Any laser emitting blue light (typically 473 nm or 445 nm) qualifies as a blue laser, regardless of gain medium. These visible lasers are prominent in projection, biomedical applications, and material processing.
Most blue lasers are diode-pumped solid-state (DPSS) systems using crystals doped with neodymium ions. While compact and efficient, their output power is typically limited to about 50 mW in basic configurations.
Infrared lasers emit light beyond 780 nm, classified as near-infrared (NIR), mid-infrared (MIR), or far-infrared (FIR). Their invisibility to human eyes makes them ideal for high-power industrial applications.
Unlike visible lasers, infrared lasers can achieve their wavelengths through simpler energy transitions in molecules or doped materials. For example, CO2 lasers naturally emit at 10,600 nm through molecular transitions.
- Diode Lasers: Effective on plastics, textiles, thin metals (stainless steel, aluminum), and various organic materials. Blue diodes (445 nm) work well on wood, leather, and opaque acrylic.
- CO2 Lasers: Ideal for non-metallics like acrylic, wood, glass, and ceramics. Can also cut thick industrial metals (aluminum, steel) but struggle with copper and brass.

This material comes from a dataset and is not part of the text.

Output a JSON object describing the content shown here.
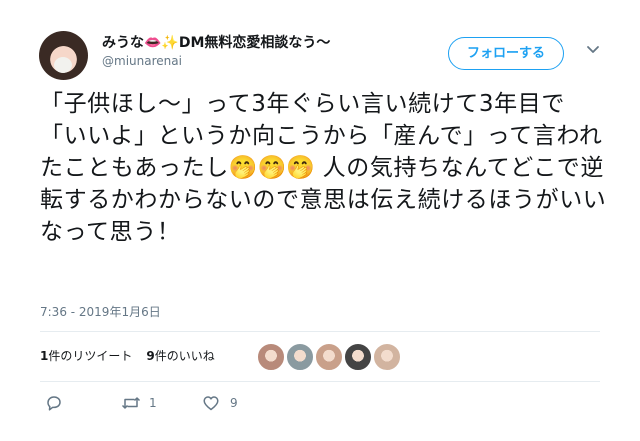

- Fiber Lasers: Excel with metals including steel, aluminum, and nickel alloys. Generally ineffective on non-metallics like wood or acrylic.
Key operational differences between laser types:
| Parameter | Diode Lasers | CO2 Lasers | Fiber Lasers |
|---|---|---|---|
| Wall-plug Efficiency | 30-60% | 10-15% | 30-60% |
| Max Power | Up to 8kW (industrial) | 100kW+ | 100kW+ |
| Cutting Speed (steel) | ~50 mm/s (6mm thick) | ~83 mm/s (12mm) | ~416 mm/s (25mm+) |
| Maintenance | Minimal (100,000+ hours) | High (gas/mirror replacement) | Moderate (fiber/diode replacement) |
Diode lasers offer the lowest maintenance with semiconductor components lasting up to 100,000 hours. CO2 lasers require regular gas refills and mirror replacements, while fiber lasers need periodic fiber and diode maintenance despite their solid-state design.
In industrial applications, fiber lasers provide the highest cutting speeds for thick metals, while CO2 lasers remain effective for non-metallic materials. Diode lasers serve well in compact, low-power applications where efficiency and longevity are priorities.